Gli svedesi
Myronath, sotto contratto con la
Dusktone, giungono al fatidico traguardo del loro terzo full-length:
“Inferno”, a distanza di circa tre anni dal precedente
“Djevelkraft”.
Con ex membri di
Ragnarok (
Hellcommander Vargblod e
Bjarkan) e
Amon Amarth (
Fredrik Andersson) i Myronath ci propongono un LP sulfureo dalle ambientazioni dantesche - come intuibile dai versi recitati nell'open track
"La selva oscura", così come dalla copertina - piuttosto suggestive. Contraddistinto da sferzate di chitarra e blast beats micidiali in piena scuola svedese (ma non solo), con un buon substrato Thrash/Death melodico che sulla scia, nei frangenti più pesanti, dei
Marduk e dei
Watain di
"Casus Luciferi" (2003), coesiste con una filigrana ancor più armoniosa che si annida sia nel guitarwork, in particolar modo in fase solistica, che nelle linee vocali e nei substrati sonori che albergano nelle retrovie, rimandando agli storici
Dark Funeral ma anche a realtà come
Lord Belial e
Sacramentum.
Si avverte inoltre un certo influsso epico di chiara matrice nordica che fluisce anche (“non solo”) attraverso alcune clean vocals, che nei frangenti più rozzi sembrano provenire dai
Bathory e dalle lande norvegesi degli
Isengard.

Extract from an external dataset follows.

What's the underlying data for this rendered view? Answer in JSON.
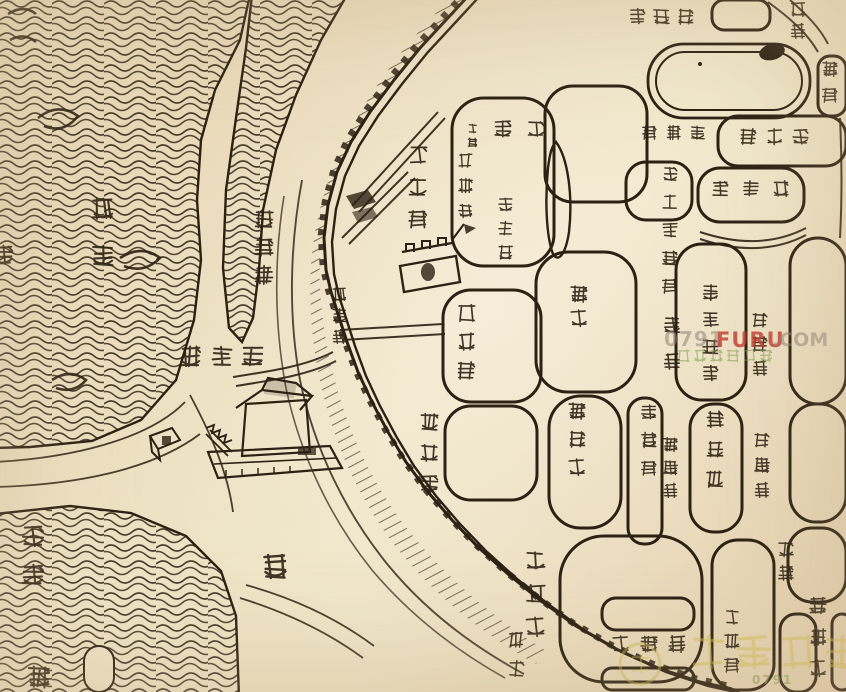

Mentre in altri momenti più edulcorati rimandano a stilemi più recenti – comunque sia non divengono mai eccessivamente raffinate – , dove si inseriscono alcune atmosfere oscure che vagamente mi hanno richiamato alla memoria delle composizioni dal sentore ritualistico cerimoniale vicine agli
Ofermod.
Un'opera dunque che si snoda prevalentemente, come si può evincere da quanto scritto in precedenza, sul solco della tradizione svedese, sotto lo sguardo della gelida luna che porta in grembo la diade di sangue composta da
Marduk e
Dark Funeral.
"Inferno" è un lavoro saggio e ben bilanciato, suonato con la padronanza che è propria degli artisti di professione; e ben supportato da una produzione che, nel lasciare immacolato lo spirito siderale e sanguinario del metallo nero, riesce a collocarsi nell'alveo dove oggi fluisce il nuovo corso del Black Metal.
Paga forse il dazio di non trafiggere l’ombra dei maestri?
Non saprei, qui dentro vi è un incubo così oscuro che mi impedisce di rispondervi.